Gun violence and social responsibility

Nobody’s going to take your guns away. Realistically, that’s impossible. Government’s not trying to, and nobody in a responsible position is saying it should. There are too many guns and – face facts – too many places to hide them.

House Bill 77, sponsored by Rep. Miguel Garcia, D-Albuquerque, to close the so-called gun show loophole, was limited to sales and distribution. As a practical matter, it would be absurd to think government could disarm our citizens — just as absurd as thinking we could deport 12 million illegal residents or stop all the illegal drugs.

Some news reports talk about a “ban” on certain types of guns, without clarifying what the “ban” bans (dangerously careless reporting, I think).
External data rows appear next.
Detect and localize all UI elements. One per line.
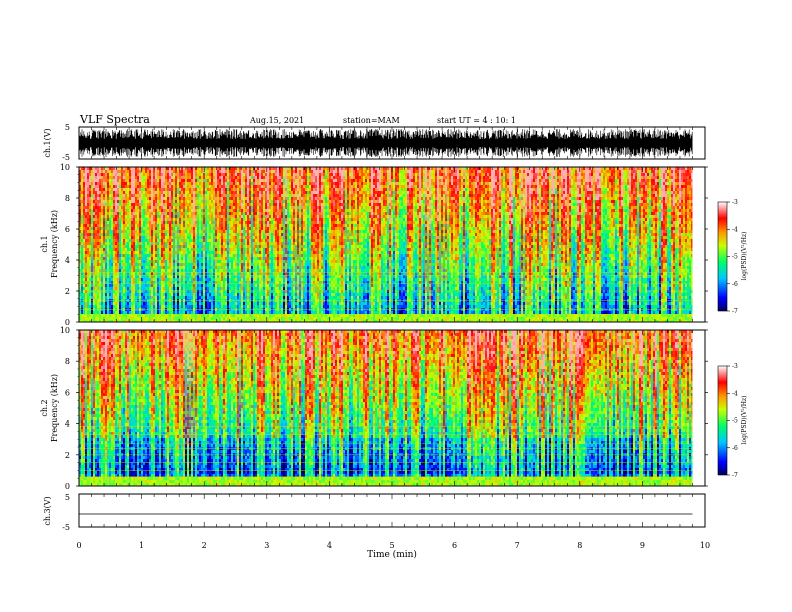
freq-tick-label: 4 xyxy=(65,420,70,429)
ch2-spectrogram-yticks: 0 2 4 6 8 10 xyxy=(60,326,708,491)
colorbar-tick-label: -6 xyxy=(732,445,738,452)
time-tick-label: 4 xyxy=(327,541,332,550)
time-tick-label: 9 xyxy=(640,541,645,550)
colorbar-tick-label: -3 xyxy=(732,363,738,370)
ch1-colorbar-label: log(PSD)(V²/Hz) xyxy=(741,232,748,281)
freq-tick-label: 2 xyxy=(65,287,70,296)
time-tick-label: 5 xyxy=(389,541,394,550)
ch2-spectrogram-ylabel-frequency: Frequency (kHz) xyxy=(50,374,59,442)
ch1-spectrogram-yticks: 0 2 4 6 8 10 xyxy=(60,163,708,327)
freq-tick-label: 8 xyxy=(65,194,70,203)
time-tick-label: 3 xyxy=(264,541,269,550)
colorbar-tick-label: -7 xyxy=(732,308,738,315)
colorbar-tick-label: -5 xyxy=(732,254,738,261)
ch1-waveform-path xyxy=(79,129,693,157)
colorbar-tick-label: -4 xyxy=(732,226,738,233)
ch3-waveform-ytick-bottom: -5 xyxy=(62,523,70,532)
ch1-waveform-trace xyxy=(79,129,693,157)
start-time-label: start UT = 4 : 10: 1 xyxy=(437,116,516,125)
time-tick-label: 6 xyxy=(452,541,457,550)
time-axis-tick-labels: 0 1 2 3 4 5 6 7 8 9 10 xyxy=(76,541,710,550)
time-axis-label: Time (min) xyxy=(367,549,417,560)
time-tick-label: 2 xyxy=(202,541,207,550)
ch1-colorbar-ticks: -3 -4 -5 -6 -7 xyxy=(727,199,738,315)
freq-tick-label: 6 xyxy=(65,225,70,234)
freq-tick-label: 8 xyxy=(65,357,70,366)
colorbar-tick-label: -7 xyxy=(732,472,738,479)
ch2-colorbar xyxy=(717,365,728,476)
ch2-colorbar-ticks: -3 -4 -5 -6 -7 xyxy=(727,363,738,479)
freq-tick-label: 10 xyxy=(60,163,70,172)
station-label: station=MAM xyxy=(343,116,400,125)
ch1-spectrogram-ylabel-frequency: Frequency (kHz) xyxy=(50,210,59,278)
ch1-waveform-ylabel: ch.1(V) xyxy=(43,128,52,157)
ch1-spectrogram-image xyxy=(79,167,705,322)
ch2-spectrogram-ylabel-channel: ch.2 xyxy=(40,399,49,416)
ch1-colorbar xyxy=(717,201,728,312)
ch3-waveform-ylabel: ch.3(V) xyxy=(43,496,52,525)
freq-tick-label: 0 xyxy=(65,482,70,491)
ch3-waveform-ytick-top: 5 xyxy=(65,493,70,502)
ch1-spectrogram-ylabel-channel: ch.1 xyxy=(40,235,49,252)
freq-tick-label: 0 xyxy=(65,318,70,327)
colorbar-tick-label: -6 xyxy=(732,281,738,288)
date-label: Aug.15, 2021 xyxy=(249,116,304,125)
ch2-colorbar-label: log(PSD)(V²/Hz) xyxy=(741,396,748,445)
freq-tick-label: 10 xyxy=(60,326,70,335)
ch1-waveform-ytick-bottom: -5 xyxy=(62,153,70,162)
ch1-waveform-panel: 5 -5 ch.1(V) xyxy=(43,123,706,162)
ch2-spectrogram-image xyxy=(79,330,705,486)
time-tick-label: 1 xyxy=(139,541,144,550)
freq-tick-label: 2 xyxy=(65,451,70,460)
colorbar-tick-label: -3 xyxy=(732,199,738,206)
freq-tick-label: 4 xyxy=(65,256,70,265)
time-tick-label: 8 xyxy=(577,541,582,550)
figure-title: VLF Spectra xyxy=(79,113,150,126)
freq-tick-label: 6 xyxy=(65,388,70,397)
time-tick-label: 0 xyxy=(76,541,81,550)
colorbar-tick-label: -5 xyxy=(732,418,738,425)
time-axis-ticks xyxy=(78,127,706,527)
colorbar-tick-label: -4 xyxy=(732,390,738,397)
ch1-waveform-ytick-top: 5 xyxy=(65,123,70,132)
ch3-waveform-panel: 5 -5 ch.3(V) xyxy=(43,493,706,532)
time-tick-label: 7 xyxy=(515,541,520,550)
time-tick-label: 10 xyxy=(700,541,710,550)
There is no serious proposal to confiscate existing guns, although some gun-rights purists believe all gun-control legislation is a first step down that slippery slope.

House Bill 114, sponsored by Nora Espinoza, R-Roswell, proposed to make enforcement of federal gun laws a crime in New Mexico, reflecting the purist doctrine: It’s so essential to stop any attempt to reduce access to guns and ammunition that it’s worth blowing up the relationship between the state and federal governments.
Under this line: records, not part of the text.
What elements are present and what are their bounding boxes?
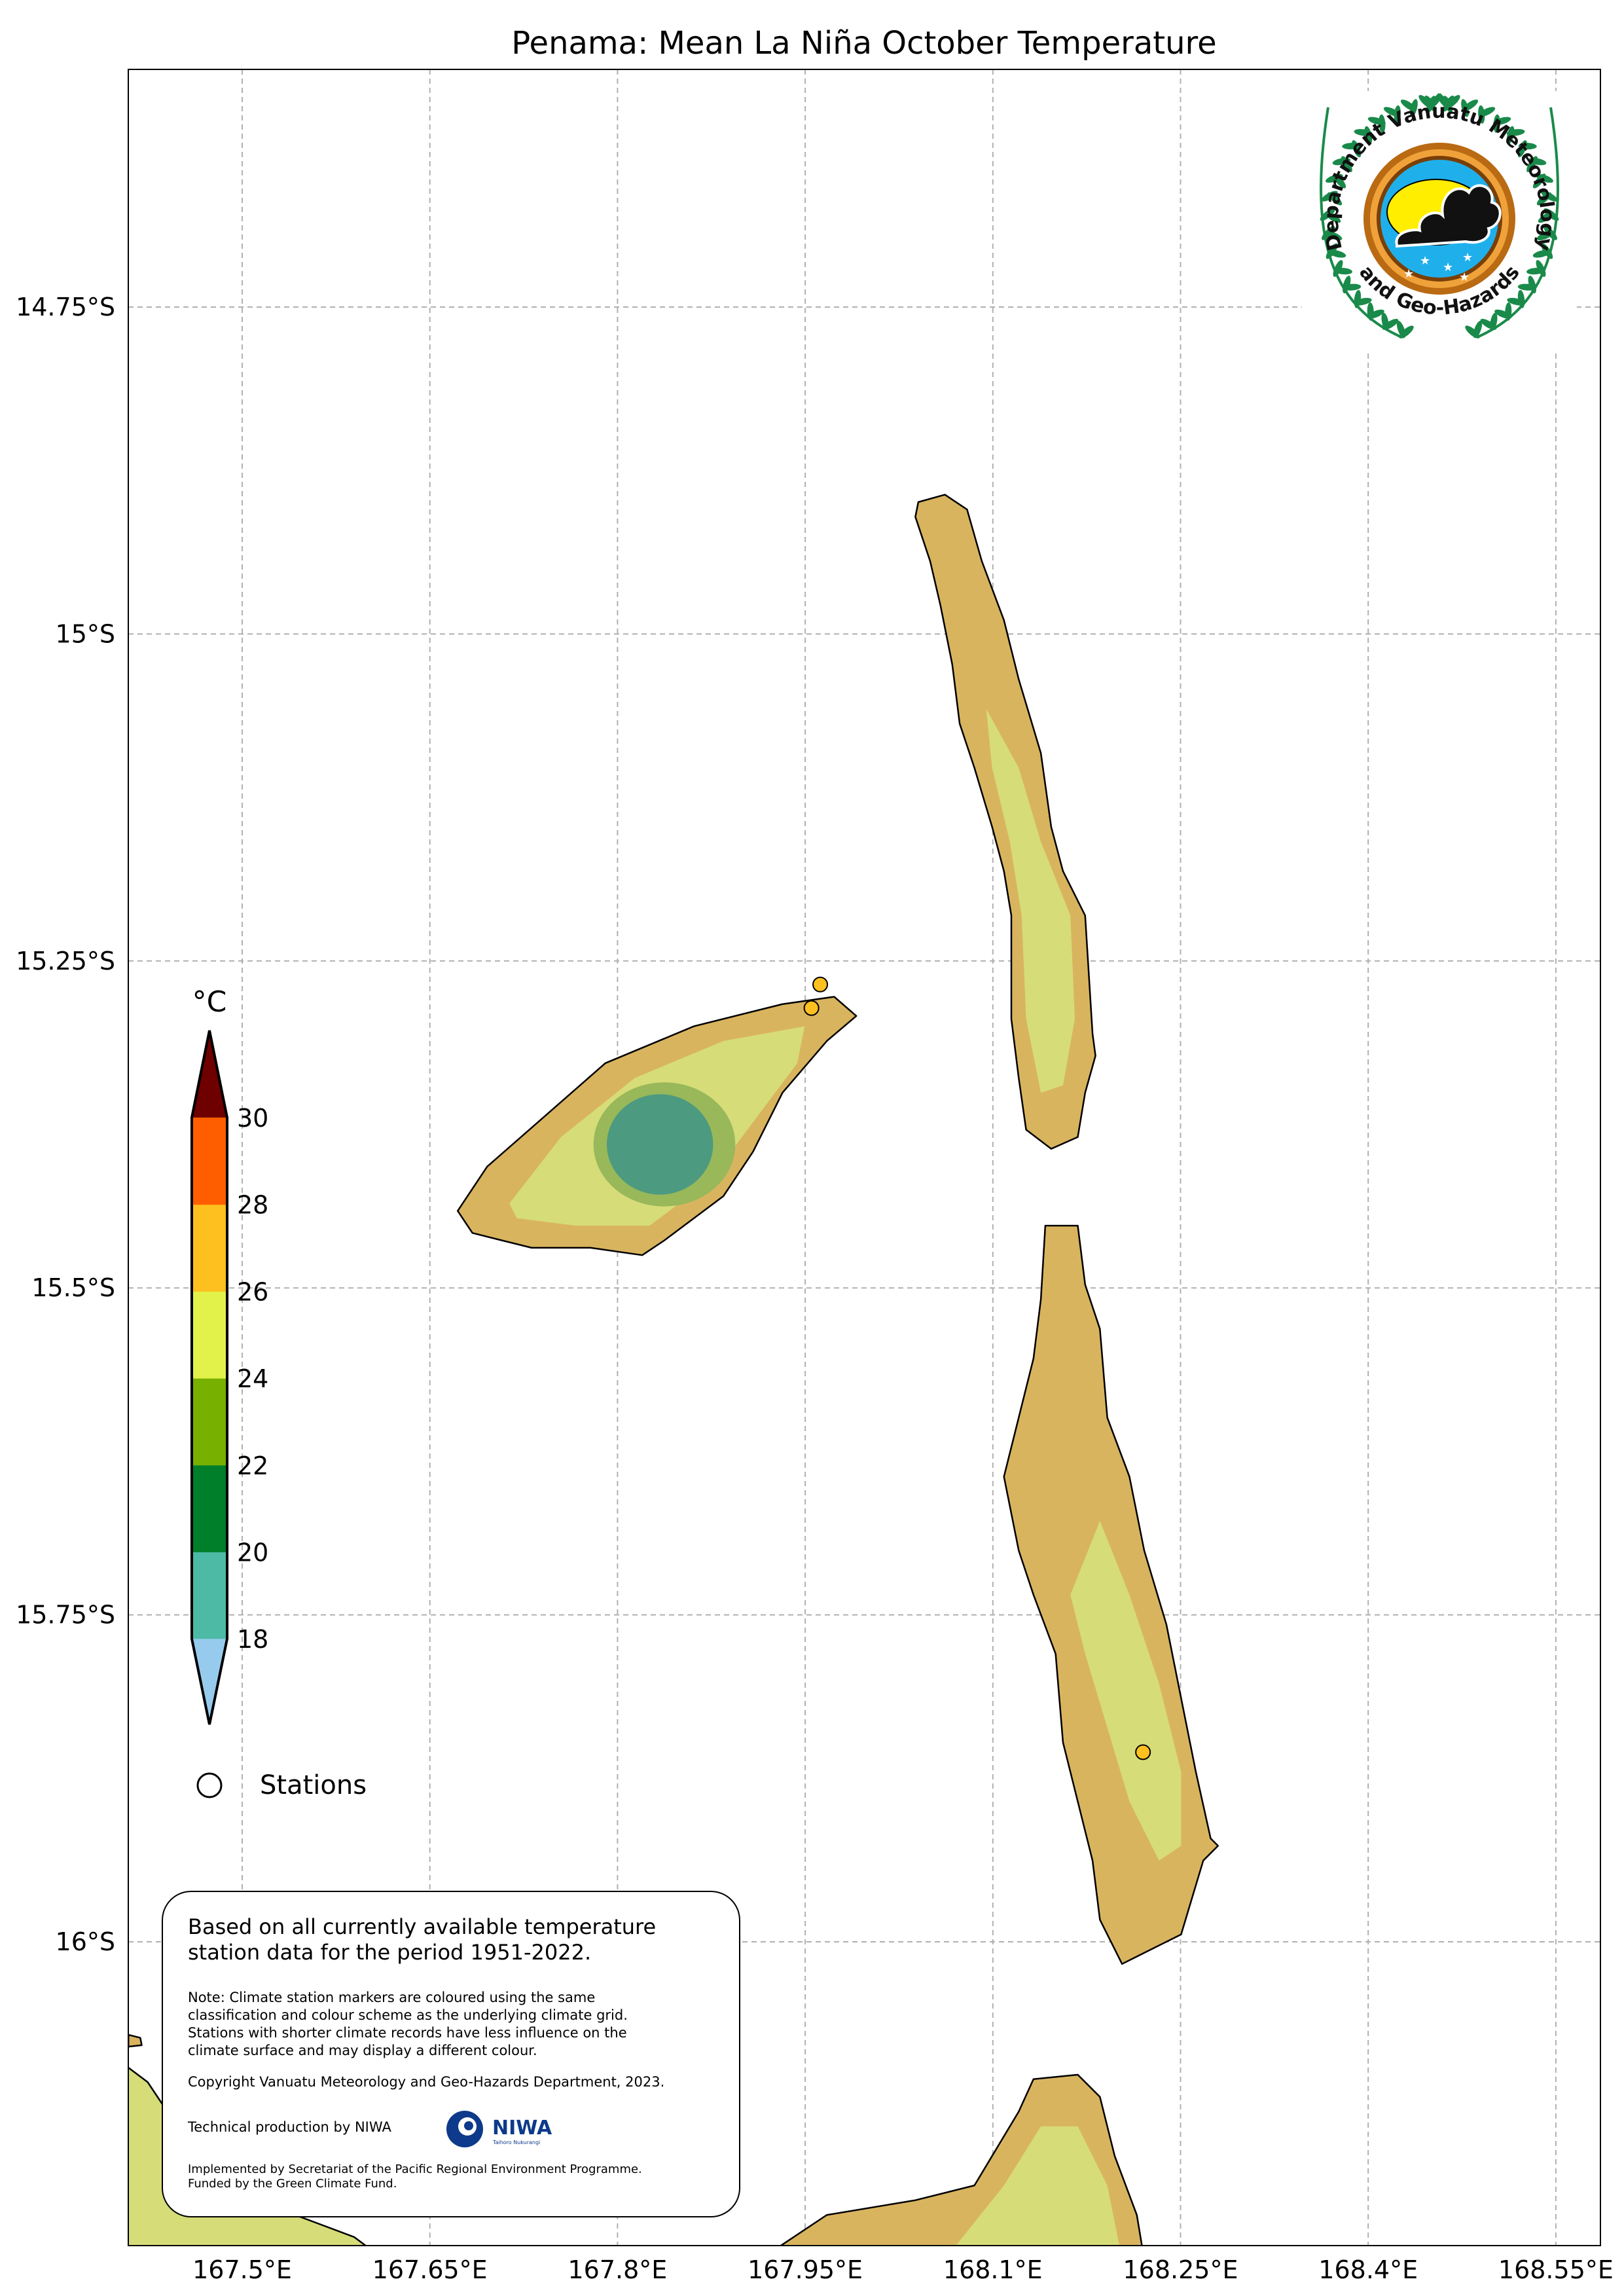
- svg-text:★: ★: [1462, 251, 1473, 264]
- ambrym-zone-24-26: [956, 2126, 1119, 2246]
- station-legend-marker: [196, 1772, 223, 1798]
- colorbar-tick-label: 24: [237, 1364, 268, 1393]
- y-tick-labels: 14.75°S 15°S 15.25°S 15.5°S 15.75°S 16°S: [16, 293, 115, 1956]
- svg-text:★: ★: [1459, 270, 1470, 284]
- colorbar-bin: [192, 1291, 227, 1379]
- y-tick-label: 16°S: [56, 1927, 115, 1956]
- info-box: Based on all currently available tempera…: [162, 1891, 740, 2217]
- colorbar-under-extend: [192, 1639, 227, 1724]
- info-funded: Funded by the Green Climate Fund.: [188, 2177, 397, 2191]
- colorbar: °C 18 20 22 24 26 28 30: [190, 985, 268, 1725]
- stations-legend: Stations: [196, 1770, 367, 1800]
- wreath-icon: [1320, 93, 1559, 338]
- info-line-2: station data for the period 1951-2022.: [188, 1940, 591, 1965]
- x-tick-label: 167.8°E: [568, 2255, 668, 2284]
- x-tick-label: 168.4°E: [1318, 2255, 1418, 2284]
- colorbar-unit: °C: [192, 985, 227, 1019]
- colorbar-tick-label: 18: [237, 1625, 268, 1654]
- info-note-3: Stations with shorter climate records ha…: [188, 2025, 627, 2041]
- colorbar-tick-label: 30: [237, 1104, 268, 1133]
- niwa-logo-text: NIWA: [492, 2117, 552, 2140]
- svg-text:★: ★: [1403, 267, 1414, 281]
- colorbar-bin: [192, 1465, 227, 1552]
- colorbar-tick-label: 22: [237, 1451, 268, 1480]
- colorbar-tick-label: 26: [237, 1277, 268, 1306]
- vmgd-logo: ★ ★★★ ★ Department Vanuatu Meteorology and…: [1302, 91, 1577, 353]
- colorbar-tick-label: 28: [237, 1191, 268, 1220]
- y-tick-label: 15.75°S: [16, 1601, 115, 1630]
- info-note-4: climate surface and may display a differ…: [188, 2043, 537, 2058]
- x-tick-labels: 167.5°E 167.65°E 167.8°E 167.95°E 168.1°E 168…: [192, 2255, 1614, 2284]
- info-implemented: Implemented by Secretariat of the Pacifi…: [188, 2162, 642, 2176]
- colorbar-tick-label: 20: [237, 1539, 268, 1567]
- pentecost-zone-24-26: [1070, 1521, 1182, 1861]
- info-note-2: classification and colour scheme as the …: [188, 2007, 628, 2023]
- stations-legend-label: Stations: [260, 1770, 367, 1800]
- station-markers: [803, 976, 1151, 1760]
- niwa-logo: NIWA Taihoro Nukurangi: [446, 2111, 552, 2147]
- colorbar-bin: [192, 1378, 227, 1466]
- y-tick-label: 14.75°S: [16, 293, 115, 321]
- niwa-logo-subtext: Taihoro Nukurangi: [492, 2140, 540, 2145]
- ambae-zone-18-20: [607, 1094, 713, 1195]
- station-marker: [812, 976, 829, 993]
- colorbar-bin: [192, 1204, 227, 1292]
- info-technical: Technical production by NIWA: [187, 2119, 391, 2135]
- colorbar-outline: [190, 1030, 228, 1725]
- info-line-1: Based on all currently available tempera…: [188, 1914, 656, 1939]
- x-tick-label: 167.5°E: [192, 2255, 292, 2284]
- y-tick-label: 15°S: [56, 619, 115, 648]
- y-tick-label: 15.5°S: [31, 1273, 115, 1302]
- svg-text:★: ★: [1420, 254, 1430, 268]
- map-frame: [128, 69, 1600, 2246]
- maewo-zone-24-26: [986, 708, 1075, 1093]
- x-tick-label: 168.1°E: [943, 2255, 1043, 2284]
- x-tick-label: 167.65°E: [372, 2255, 488, 2284]
- map-title: Penama: Mean La Niña October Temperature: [511, 25, 1216, 62]
- info-note-1: Note: Climate station markers are colour…: [188, 1990, 595, 2005]
- x-tick-label: 167.95°E: [748, 2255, 863, 2284]
- info-copyright: Copyright Vanuatu Meteorology and Geo-Ha…: [188, 2074, 664, 2090]
- station-marker: [1135, 1744, 1151, 1760]
- station-marker: [803, 1000, 820, 1016]
- x-tick-label: 168.55°E: [1498, 2255, 1614, 2284]
- colorbar-bin: [192, 1118, 227, 1205]
- colorbar-over-extend: [192, 1030, 227, 1118]
- y-tick-label: 15.25°S: [16, 947, 115, 975]
- x-tick-label: 168.25°E: [1123, 2255, 1238, 2284]
- svg-text:★: ★: [1443, 261, 1453, 274]
- cloud-icon: [1395, 184, 1502, 248]
- map-border: [128, 69, 1601, 2246]
- stars-icon: ★ ★ ★ ★ ★: [1403, 251, 1473, 284]
- graticule: [128, 69, 1600, 2246]
- colorbar-bin: [192, 1552, 227, 1639]
- land-layer: [128, 494, 1219, 2246]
My trusted pro-gun friend, an NRA-certified and state-licensed firearms instructor who supports the purist position, said he would favor a law requiring trigger locks for all firearms, or other means of locking guns so children could not get them.

That wouldn’t have stopped Nehemiah Griego, the Albuquerque teen accused of executing five family members. According to his uncle, former Sen. Eric Griego, the father had deliberately given the boy access to the guns for family protection. How would we enforce a law requiring parents to protect their kids from guns inside their own homes?

Would mental health screening have caught this boy in time? Not likely, if the statements of friends and family can be believed. They describe him as a good kid.

What about violent video games and ever-more-violent TV and movies, often cited as a contributing cause of gun violence? Shall we control them?

In 1992, actor Charlton Heston went to a stockholders’ meeting of Time-Warner Corp. and read aloud, in the ringing tones that a generation knew as the voice of the prophet Moses, the lyrics of a violent and obscene rap song called “Cop Killer,” shocking everybody present, intending to shame the corporation into taking social responsibility for the content of the music it produced.

No matter how you feel about Heston’s role as NRA president, that was a moment of supreme moral courage. He was calling not on government but on corporate leaders to impose standards of civility on their own companies, as if their families lived in the society they were helping to undermine.

Gee, look how effective that was. Are corporations going to curtail the marketing of products that exploit emotions we used to call depraved? These days, not a chance.  Is government going to step into these murky waters with regulations that might be called censorship? Give me a break. I can just see NBC or CBS, owned by too many overlapping conglomerates to keep track of, joining forces with the ACLU to argue in the Supreme Court that restraint of violent corporate “speech” is un-American.

When free speech joins forces with free enterprise, and neither is constrained by social conscience, the predictable results include mass production and widespread distribution of materials that appeal to humans’ most disgusting and dangerous impulses.

Some ancient civilizations ritually murdered a few children now and then to appease their gods. Americans apparently have decided that the occasional random sacrifice of a few children is an acceptable price for our freedoms. I find it appalling.